During the quarter, Cheesecake Factory also repurchased 487,000 shares of its common stock at a cost of $12.5 million, an indicator that the company is confident and moving forward in 2010.
The company was able to cut expenses by hedging commodity prices and gain leverage from lower workers’ compensation and general liability insurance. Cheesecake Factory has about 60 percent of its commodities contracted, said W. Douglas Benn, chief financial officer, in Thursday’s conference call.
Anderson, who gives the stock a “neutral” rating, said his “concern is growing” for later next year, when commodities prices are expected to increase again, especially for wheat and proteins.
Attempts to gain incremental sales in off-peak periods, primarily at lunchtime and weekday happy hours, allowed Cheesecake Factory to gain some traction through increased average ticket and traffic, according to a note by Anderson.
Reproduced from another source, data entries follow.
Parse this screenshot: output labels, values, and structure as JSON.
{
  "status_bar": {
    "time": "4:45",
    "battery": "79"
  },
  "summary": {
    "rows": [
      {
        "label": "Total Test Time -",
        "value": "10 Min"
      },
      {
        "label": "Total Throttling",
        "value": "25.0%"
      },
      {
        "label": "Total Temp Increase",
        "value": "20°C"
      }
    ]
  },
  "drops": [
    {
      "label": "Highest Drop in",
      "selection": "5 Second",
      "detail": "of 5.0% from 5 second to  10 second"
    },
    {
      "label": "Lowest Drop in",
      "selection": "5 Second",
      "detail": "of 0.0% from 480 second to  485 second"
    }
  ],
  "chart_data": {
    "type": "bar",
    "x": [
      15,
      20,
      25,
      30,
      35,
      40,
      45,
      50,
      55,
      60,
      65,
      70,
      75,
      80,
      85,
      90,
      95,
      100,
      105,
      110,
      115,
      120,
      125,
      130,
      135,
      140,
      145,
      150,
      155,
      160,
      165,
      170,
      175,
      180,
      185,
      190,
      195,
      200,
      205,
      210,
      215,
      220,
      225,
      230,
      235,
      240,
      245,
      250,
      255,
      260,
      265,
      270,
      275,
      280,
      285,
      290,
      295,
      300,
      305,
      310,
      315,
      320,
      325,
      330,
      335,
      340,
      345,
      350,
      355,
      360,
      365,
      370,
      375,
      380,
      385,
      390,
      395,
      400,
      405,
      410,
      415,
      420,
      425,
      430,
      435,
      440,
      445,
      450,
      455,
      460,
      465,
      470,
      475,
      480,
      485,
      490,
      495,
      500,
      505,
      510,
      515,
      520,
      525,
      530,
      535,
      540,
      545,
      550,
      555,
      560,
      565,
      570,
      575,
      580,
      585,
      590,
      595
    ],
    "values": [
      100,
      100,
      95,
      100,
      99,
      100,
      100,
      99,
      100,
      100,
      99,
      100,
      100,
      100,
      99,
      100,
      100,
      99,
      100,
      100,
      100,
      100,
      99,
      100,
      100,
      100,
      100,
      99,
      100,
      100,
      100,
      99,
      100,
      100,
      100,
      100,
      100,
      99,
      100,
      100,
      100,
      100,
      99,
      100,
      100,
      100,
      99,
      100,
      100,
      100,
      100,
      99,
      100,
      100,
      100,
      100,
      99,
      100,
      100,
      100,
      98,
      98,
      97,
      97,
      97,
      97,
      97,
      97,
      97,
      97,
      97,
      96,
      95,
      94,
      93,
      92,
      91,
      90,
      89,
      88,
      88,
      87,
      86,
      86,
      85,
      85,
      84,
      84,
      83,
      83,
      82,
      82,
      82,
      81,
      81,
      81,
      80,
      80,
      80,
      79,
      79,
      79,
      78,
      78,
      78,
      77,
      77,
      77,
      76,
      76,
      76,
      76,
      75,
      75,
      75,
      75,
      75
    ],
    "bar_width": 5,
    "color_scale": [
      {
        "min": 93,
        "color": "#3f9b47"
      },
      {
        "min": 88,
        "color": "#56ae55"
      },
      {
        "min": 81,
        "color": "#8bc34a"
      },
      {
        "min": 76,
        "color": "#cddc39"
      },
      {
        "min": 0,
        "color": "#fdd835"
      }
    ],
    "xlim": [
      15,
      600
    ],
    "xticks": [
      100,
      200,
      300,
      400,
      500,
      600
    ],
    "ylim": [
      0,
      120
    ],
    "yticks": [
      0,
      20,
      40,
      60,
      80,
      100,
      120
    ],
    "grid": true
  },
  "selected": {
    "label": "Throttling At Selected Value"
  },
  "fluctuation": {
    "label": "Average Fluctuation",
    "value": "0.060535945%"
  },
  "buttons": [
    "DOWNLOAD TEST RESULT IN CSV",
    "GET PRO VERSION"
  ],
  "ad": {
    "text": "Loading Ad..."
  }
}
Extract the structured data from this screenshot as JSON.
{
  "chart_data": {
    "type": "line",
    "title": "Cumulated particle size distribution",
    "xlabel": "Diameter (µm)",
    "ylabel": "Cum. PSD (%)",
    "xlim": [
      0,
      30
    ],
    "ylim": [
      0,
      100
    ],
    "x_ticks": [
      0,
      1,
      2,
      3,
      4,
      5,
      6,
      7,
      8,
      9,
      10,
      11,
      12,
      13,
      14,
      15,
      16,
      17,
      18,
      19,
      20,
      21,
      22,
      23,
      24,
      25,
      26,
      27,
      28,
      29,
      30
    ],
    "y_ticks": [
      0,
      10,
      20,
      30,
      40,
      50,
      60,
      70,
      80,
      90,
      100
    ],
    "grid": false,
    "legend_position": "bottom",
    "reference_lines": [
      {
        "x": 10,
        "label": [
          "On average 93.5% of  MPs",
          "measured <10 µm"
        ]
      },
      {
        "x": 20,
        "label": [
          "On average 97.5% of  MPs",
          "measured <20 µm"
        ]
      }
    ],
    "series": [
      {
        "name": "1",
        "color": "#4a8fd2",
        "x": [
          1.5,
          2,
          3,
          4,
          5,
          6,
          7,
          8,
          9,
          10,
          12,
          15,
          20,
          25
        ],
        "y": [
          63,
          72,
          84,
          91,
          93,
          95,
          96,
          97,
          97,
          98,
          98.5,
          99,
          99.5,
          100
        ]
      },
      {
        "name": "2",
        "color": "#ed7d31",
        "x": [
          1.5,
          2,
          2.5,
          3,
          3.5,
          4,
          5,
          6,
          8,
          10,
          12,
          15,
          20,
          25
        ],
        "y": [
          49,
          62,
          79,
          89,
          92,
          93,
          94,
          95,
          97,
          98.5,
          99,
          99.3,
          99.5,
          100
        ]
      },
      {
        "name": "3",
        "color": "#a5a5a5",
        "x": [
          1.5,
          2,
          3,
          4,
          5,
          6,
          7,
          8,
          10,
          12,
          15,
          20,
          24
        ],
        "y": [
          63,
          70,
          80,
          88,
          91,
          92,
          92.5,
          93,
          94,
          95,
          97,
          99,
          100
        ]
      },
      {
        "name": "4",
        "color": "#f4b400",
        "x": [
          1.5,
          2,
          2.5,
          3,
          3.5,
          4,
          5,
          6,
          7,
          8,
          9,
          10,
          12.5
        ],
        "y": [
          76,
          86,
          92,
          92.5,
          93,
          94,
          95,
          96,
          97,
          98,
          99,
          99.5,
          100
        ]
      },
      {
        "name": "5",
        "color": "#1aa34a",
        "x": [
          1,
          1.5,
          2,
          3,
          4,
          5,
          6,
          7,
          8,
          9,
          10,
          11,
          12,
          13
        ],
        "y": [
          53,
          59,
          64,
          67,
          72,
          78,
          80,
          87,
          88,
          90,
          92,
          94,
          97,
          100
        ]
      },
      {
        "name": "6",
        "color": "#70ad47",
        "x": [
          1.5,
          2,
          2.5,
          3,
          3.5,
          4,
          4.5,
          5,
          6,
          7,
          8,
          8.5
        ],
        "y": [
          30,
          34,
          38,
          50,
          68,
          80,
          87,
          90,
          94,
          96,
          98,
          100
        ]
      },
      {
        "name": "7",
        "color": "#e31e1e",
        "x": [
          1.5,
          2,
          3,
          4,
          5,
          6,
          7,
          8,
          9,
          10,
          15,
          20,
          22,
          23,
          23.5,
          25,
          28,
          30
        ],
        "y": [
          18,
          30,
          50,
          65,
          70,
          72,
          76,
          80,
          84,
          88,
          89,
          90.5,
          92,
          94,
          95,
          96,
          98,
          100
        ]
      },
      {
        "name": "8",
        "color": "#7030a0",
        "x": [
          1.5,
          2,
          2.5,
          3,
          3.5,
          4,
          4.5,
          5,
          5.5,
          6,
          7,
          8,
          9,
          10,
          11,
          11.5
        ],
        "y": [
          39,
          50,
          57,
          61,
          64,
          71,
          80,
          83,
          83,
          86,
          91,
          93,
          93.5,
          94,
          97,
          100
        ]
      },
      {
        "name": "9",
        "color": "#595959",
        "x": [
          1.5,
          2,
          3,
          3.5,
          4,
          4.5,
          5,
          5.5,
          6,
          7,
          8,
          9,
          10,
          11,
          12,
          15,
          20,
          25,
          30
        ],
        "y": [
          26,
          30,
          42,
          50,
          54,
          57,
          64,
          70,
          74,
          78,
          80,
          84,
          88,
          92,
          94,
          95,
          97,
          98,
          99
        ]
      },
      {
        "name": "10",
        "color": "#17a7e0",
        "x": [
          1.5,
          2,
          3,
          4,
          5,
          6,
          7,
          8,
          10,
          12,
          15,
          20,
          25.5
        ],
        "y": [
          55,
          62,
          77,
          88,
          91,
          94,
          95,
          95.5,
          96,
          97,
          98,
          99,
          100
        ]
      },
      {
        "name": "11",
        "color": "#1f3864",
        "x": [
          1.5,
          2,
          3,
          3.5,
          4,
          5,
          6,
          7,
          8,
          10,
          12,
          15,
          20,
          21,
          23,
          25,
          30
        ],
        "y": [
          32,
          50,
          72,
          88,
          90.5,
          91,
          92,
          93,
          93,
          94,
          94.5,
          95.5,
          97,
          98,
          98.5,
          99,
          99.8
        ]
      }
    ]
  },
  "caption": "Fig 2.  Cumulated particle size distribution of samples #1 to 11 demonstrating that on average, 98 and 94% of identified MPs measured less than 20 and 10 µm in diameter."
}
He said the company has separated itself from chains like Applebee’s and T.G.I. Friday’s in the casual dining sector by maintaining its upscale image during the recession.
“The one thing they have at their disposal that their competitors do not is they can implement a price increase of 2-3 percent,” said Anderson, who went on to say restaurants that have trained their customers to expect discounts will have a tough time charging pre-recession prices for their menu items.
Implementation of an effective menu price increase of 0.6 percent in winter 2010 increased comparable sales by 2.7 percent at The Cheesecake Factory restaurants and 4.0 percent at Grand Lux Café.
New additions to The Cheesecake Factory’s “Small Plates & Snacks” menu, including fried zucchini, ahi tartare and parmesan-stuffed dates wrapped with smoked bacon, accounted for some increased sales. The entrée menu was also beefed up with the addition of a charbroiled flat iron steak and Philly-style flat iron steak with white cheddar sauce. Higher dessert sales in off-peak periods and a resurgence in private room bookings resulted in increased ticket growth, according to Anderson’s note.
Overall, the menu mix improved over the quarter supported by stabilization of dessert and alcoholic beverage sales, said Benn.
The stock closed at $29.57, down 89 cents.